Berkovits v Berkovits |
2018 NY Slip Op 01448 |
Decided on March 7, 2018 |
Appellate Division, Second Department |
Published by New York State Law Reporting Bureau pursuant to Judiciary Law § 431. |
This opinion is uncorrected and subject to revision before publication in the Official Reports. |
Decided on March 7, 2018 SUPREME COURT OF THE STATE OF NEW YORK Appellate Division, Second Judicial Department
L. PRISCILLA HALL, J.P.
JEFFREY A. COHEN
BETSY BARROS
LINDA CHRISTOPHER, JJ.
2016-06055
(Index No. 14468/14)
v
Lila Berkovits, respondent.
David W. Teeter, Garden City, NY, for appellant.
Plaine & Katz, LLP, Kew Gardens, NY (Joshua R. Katz of counsel), for respondent.
DECISION & ORDER
In an action, inter alia, to set aside a separation agreement, the plaintiff appeals, as limited by his brief, from so much of an order of the Supreme Court, Queens County (Grays, J.), entered April 1, 2016, as, upon renewal, granted the defendant's motion to dismiss the complaint as time-barred and denied his cross motion for summary judgment on the complaint.
ORDERED that the order is affirmed insofar as appealed from, with costs.

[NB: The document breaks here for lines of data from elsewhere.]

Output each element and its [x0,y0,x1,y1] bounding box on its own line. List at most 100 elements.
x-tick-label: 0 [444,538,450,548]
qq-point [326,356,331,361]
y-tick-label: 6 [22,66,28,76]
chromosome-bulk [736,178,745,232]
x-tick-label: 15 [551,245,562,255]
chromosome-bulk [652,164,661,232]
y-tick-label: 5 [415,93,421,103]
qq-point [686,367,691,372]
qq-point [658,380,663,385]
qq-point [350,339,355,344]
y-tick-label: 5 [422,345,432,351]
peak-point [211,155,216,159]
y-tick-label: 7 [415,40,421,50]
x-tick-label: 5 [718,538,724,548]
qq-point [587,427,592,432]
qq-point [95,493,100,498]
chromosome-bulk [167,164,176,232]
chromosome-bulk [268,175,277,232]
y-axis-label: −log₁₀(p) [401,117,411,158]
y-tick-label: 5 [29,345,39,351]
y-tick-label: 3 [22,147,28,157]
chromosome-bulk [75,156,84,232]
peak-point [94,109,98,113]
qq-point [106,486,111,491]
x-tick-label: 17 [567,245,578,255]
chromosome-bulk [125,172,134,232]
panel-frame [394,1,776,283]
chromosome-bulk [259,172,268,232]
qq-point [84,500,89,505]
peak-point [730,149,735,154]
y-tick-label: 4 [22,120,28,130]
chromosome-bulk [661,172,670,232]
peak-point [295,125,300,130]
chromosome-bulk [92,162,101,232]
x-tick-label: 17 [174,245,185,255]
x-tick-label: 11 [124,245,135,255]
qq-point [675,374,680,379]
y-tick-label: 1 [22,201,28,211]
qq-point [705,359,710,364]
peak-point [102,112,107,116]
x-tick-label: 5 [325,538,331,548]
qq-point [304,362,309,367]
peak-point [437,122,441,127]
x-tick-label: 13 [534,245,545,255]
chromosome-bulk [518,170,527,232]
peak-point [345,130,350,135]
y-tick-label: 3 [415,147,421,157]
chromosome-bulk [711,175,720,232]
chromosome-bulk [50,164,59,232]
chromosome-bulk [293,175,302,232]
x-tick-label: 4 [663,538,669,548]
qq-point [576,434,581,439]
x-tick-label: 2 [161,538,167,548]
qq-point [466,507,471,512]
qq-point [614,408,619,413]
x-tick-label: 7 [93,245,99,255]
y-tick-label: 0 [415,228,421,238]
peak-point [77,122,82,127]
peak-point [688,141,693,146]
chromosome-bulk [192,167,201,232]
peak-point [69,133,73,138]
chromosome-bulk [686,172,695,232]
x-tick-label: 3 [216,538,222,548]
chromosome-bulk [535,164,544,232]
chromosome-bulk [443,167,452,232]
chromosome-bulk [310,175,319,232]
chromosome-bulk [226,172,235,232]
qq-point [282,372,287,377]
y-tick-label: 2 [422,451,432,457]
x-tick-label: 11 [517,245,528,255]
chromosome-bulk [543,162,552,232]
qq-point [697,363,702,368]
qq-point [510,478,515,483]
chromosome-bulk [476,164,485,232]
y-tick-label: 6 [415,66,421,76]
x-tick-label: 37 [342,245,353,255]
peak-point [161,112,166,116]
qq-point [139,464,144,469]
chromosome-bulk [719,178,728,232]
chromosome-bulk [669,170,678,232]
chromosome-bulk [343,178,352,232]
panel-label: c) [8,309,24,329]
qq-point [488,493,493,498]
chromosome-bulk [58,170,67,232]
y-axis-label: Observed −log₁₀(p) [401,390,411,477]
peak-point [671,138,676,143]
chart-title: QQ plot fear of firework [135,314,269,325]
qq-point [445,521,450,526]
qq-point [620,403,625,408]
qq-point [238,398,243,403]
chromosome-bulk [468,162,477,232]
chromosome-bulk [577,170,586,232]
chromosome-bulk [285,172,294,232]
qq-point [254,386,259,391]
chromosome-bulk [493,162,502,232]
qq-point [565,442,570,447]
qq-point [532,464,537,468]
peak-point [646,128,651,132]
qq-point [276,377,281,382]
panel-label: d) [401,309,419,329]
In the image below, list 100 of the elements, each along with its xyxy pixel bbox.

The parties married in 1978 and separated in 2000. They executed a separation agreement in 2005. In July 2014, the plaintiff commenced an action for a divorce. In October 2014, the plaintiff commenced this action to set aside the separation agreement and declare the agreement null and void. The defendant moved, inter alia, to dismiss the complaint as time-barred. The plaintiff cross-moved for summary judgment on the complaint, asserting that the separation agreement was invalid and unenforceable because the certificate of acknowledgment did not comply with the language prescribed in Real Property Law § 309-a in that it did not satisfy the requirement that the notary either knew or had satisfactory evidence that the plaintiff was the individual who signed the agreement. The Supreme Court granted the defendant's motion and denied the plaintiff's cross motion.

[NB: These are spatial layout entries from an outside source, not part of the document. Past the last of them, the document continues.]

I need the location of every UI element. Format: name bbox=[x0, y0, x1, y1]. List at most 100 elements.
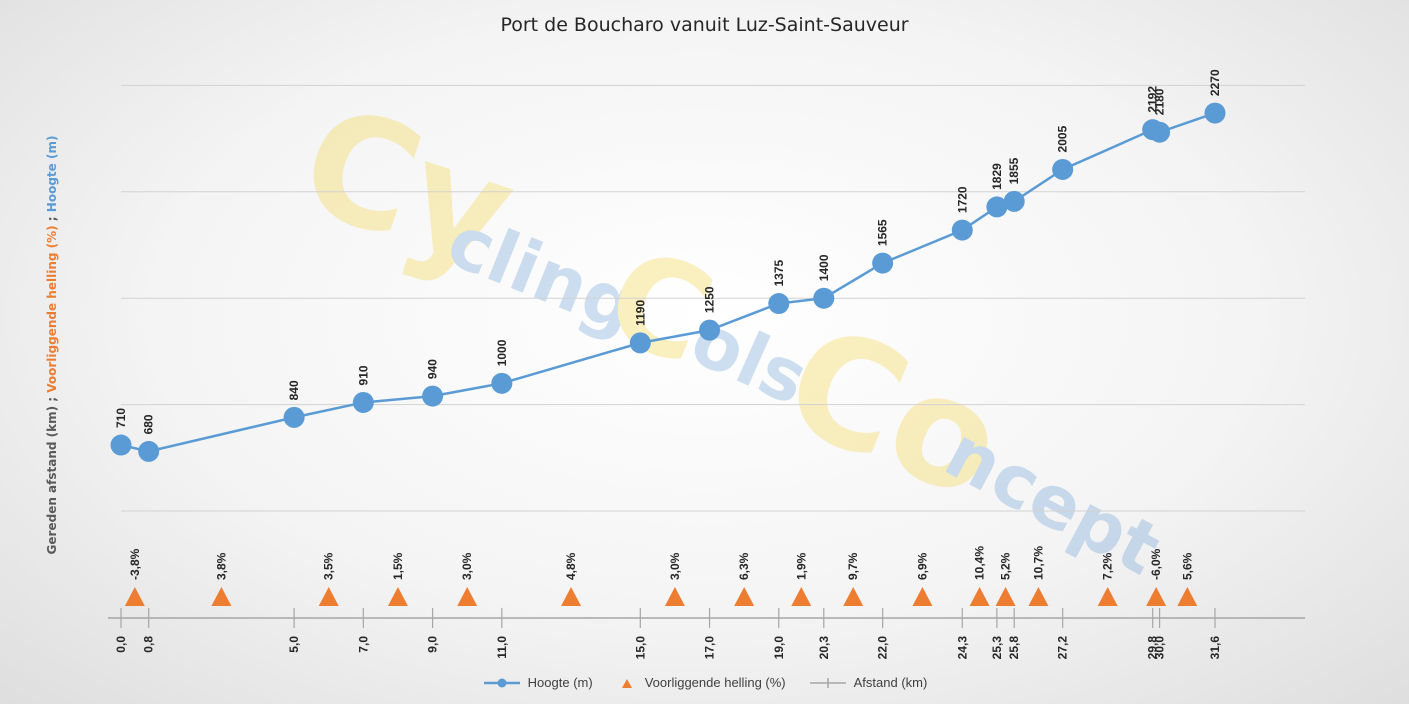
altitude-label: 1720 bbox=[955, 186, 969, 213]
legend: Hoogte (m) Voorliggende helling (%) Afst… bbox=[0, 675, 1409, 690]
slope-marker bbox=[843, 587, 864, 606]
distance-tick-label: 15,0 bbox=[633, 636, 647, 660]
distance-tick-label: 11,0 bbox=[495, 636, 509, 659]
slope-label: 3,0% bbox=[460, 552, 474, 580]
distance-tick-label: 20,3 bbox=[817, 636, 831, 660]
slope-label: 6,3% bbox=[737, 552, 751, 580]
watermark-logo: Cy cling C ols Co ncept bbox=[282, 73, 1174, 591]
altitude-label: 840 bbox=[287, 380, 301, 400]
distance-tick-label: 0,0 bbox=[114, 636, 128, 653]
legend-item-slope: Voorliggende helling (%) bbox=[615, 675, 786, 690]
altitude-point bbox=[352, 391, 374, 413]
legend-altitude-marker bbox=[483, 678, 520, 687]
svg-text:ncept: ncept bbox=[932, 410, 1173, 592]
distance-tick-label: 7,0 bbox=[356, 636, 370, 653]
altitude-label: 1855 bbox=[1007, 157, 1021, 184]
distance-axis: 0,0 0,8 5,0 7,0 9,0 11,0 15,0 17,0 19,0 20,3 22,0 2… bbox=[108, 608, 1305, 659]
slope-marker bbox=[969, 587, 990, 606]
distance-tick-label: 0,8 bbox=[142, 636, 156, 653]
slope-marker bbox=[664, 587, 685, 606]
altitude-point bbox=[422, 385, 444, 407]
altitude-point bbox=[699, 319, 721, 341]
distance-tick-label: 22,0 bbox=[876, 636, 890, 660]
legend-slope-marker bbox=[621, 678, 632, 688]
distance-tick-label: 31,6 bbox=[1208, 636, 1222, 660]
legend-slope-label: Voorliggende helling (%) bbox=[644, 675, 786, 690]
slope-label: 10,7% bbox=[1031, 546, 1045, 580]
distance-tick-label: 25,8 bbox=[1007, 636, 1021, 660]
altitude-point bbox=[283, 406, 305, 428]
legend-item-altitude: Hoogte (m) bbox=[482, 675, 593, 690]
altitude-label: 1400 bbox=[817, 254, 831, 281]
slope-marker bbox=[211, 587, 232, 606]
altitude-label: 1190 bbox=[633, 300, 647, 326]
slope-label: -6,0% bbox=[1149, 548, 1163, 580]
altitude-label: 2005 bbox=[1056, 125, 1070, 152]
slope-label: 3,5% bbox=[322, 552, 336, 580]
altitude-line bbox=[120, 111, 1216, 453]
altitude-label: 1250 bbox=[703, 286, 717, 313]
altitude-point bbox=[768, 293, 790, 315]
legend-altitude-label: Hoogte (m) bbox=[527, 675, 593, 690]
chart-title: Port de Boucharo vanuit Luz-Saint-Sauveu… bbox=[500, 14, 909, 36]
altitude-label: 1375 bbox=[772, 259, 786, 286]
slope-label: 1,5% bbox=[391, 552, 405, 580]
slope-marker bbox=[734, 587, 755, 606]
distance-tick-label: 19,0 bbox=[772, 636, 786, 660]
slope-marker bbox=[1028, 587, 1049, 606]
altitude-point bbox=[986, 196, 1008, 218]
altitude-point bbox=[813, 287, 835, 309]
distance-tick-label: 25,3 bbox=[990, 636, 1004, 660]
slope-label: 3,8% bbox=[214, 552, 228, 580]
distance-tick-label: 17,0 bbox=[703, 636, 717, 660]
gridlines bbox=[121, 84, 1305, 512]
slope-label: 9,7% bbox=[846, 552, 860, 580]
altitude-label: 710 bbox=[114, 408, 128, 428]
slope-label: 6,9% bbox=[915, 552, 929, 580]
slope-marker bbox=[387, 587, 408, 606]
altitude-label: 2192 bbox=[1146, 86, 1160, 113]
altitude-series: 710 680 840 910 940 1000 1190 1250 1375 1400 1565 1… bbox=[110, 69, 1226, 462]
altitude-label: 1829 bbox=[990, 163, 1004, 190]
slope-marker bbox=[912, 587, 933, 606]
altitude-label: 2270 bbox=[1208, 69, 1222, 96]
altitude-point bbox=[951, 219, 973, 241]
legend-distance-marker bbox=[809, 677, 846, 688]
slope-marker bbox=[457, 587, 478, 606]
slope-marker bbox=[1097, 587, 1118, 606]
altitude-point bbox=[491, 372, 513, 394]
altitude-point bbox=[110, 434, 132, 456]
slope-label: 4,8% bbox=[564, 552, 578, 580]
legend-distance-label: Afstand (km) bbox=[853, 675, 928, 690]
altitude-point bbox=[1003, 190, 1025, 212]
altitude-label: 1000 bbox=[495, 339, 509, 366]
altitude-label: 2180 bbox=[1153, 88, 1167, 115]
slope-marker bbox=[1146, 587, 1167, 606]
slope-marker bbox=[995, 587, 1016, 606]
distance-tick-label: 5,0 bbox=[287, 636, 301, 653]
distance-tick-label: 27,2 bbox=[1056, 636, 1070, 660]
altitude-point bbox=[138, 440, 160, 462]
slope-marker bbox=[318, 587, 339, 606]
slope-label: 7,2% bbox=[1101, 552, 1115, 580]
altitude-point bbox=[1149, 121, 1171, 143]
slope-marker bbox=[1177, 587, 1198, 606]
distance-tick-label: 29,8 bbox=[1146, 636, 1160, 660]
distance-tick-label: 30,0 bbox=[1153, 636, 1167, 660]
slope-marker bbox=[791, 587, 812, 606]
slope-label: 10,4% bbox=[973, 546, 987, 580]
distance-tick-label: 24,3 bbox=[955, 636, 969, 660]
altitude-point bbox=[872, 252, 894, 274]
slope-label: 5,2% bbox=[999, 552, 1013, 580]
slope-label: 1,9% bbox=[794, 552, 808, 580]
altitude-label: 1565 bbox=[876, 219, 890, 246]
altitude-label: 910 bbox=[356, 365, 370, 385]
altitude-label: 940 bbox=[426, 359, 440, 379]
slope-marker bbox=[561, 587, 582, 606]
distance-tick-label: 9,0 bbox=[426, 636, 440, 653]
altitude-point bbox=[1052, 158, 1074, 180]
altitude-point bbox=[629, 332, 651, 354]
altitude-label: 680 bbox=[142, 414, 156, 434]
slope-marker bbox=[124, 587, 145, 606]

The plaintiff's contention that the statute of limitations does not apply to an action challenging the validity of a separation agreement as void ab initio is without merit. Since the Supreme Court directed the dismissal of the complaint as time-barred, his arguments as to the validity of the agreement are academic.
Accordingly, the order must be affirmed insofar as appealed from.
HALL, J.P., COHEN, BARROS and CHRISTOPHER, JJ., concur.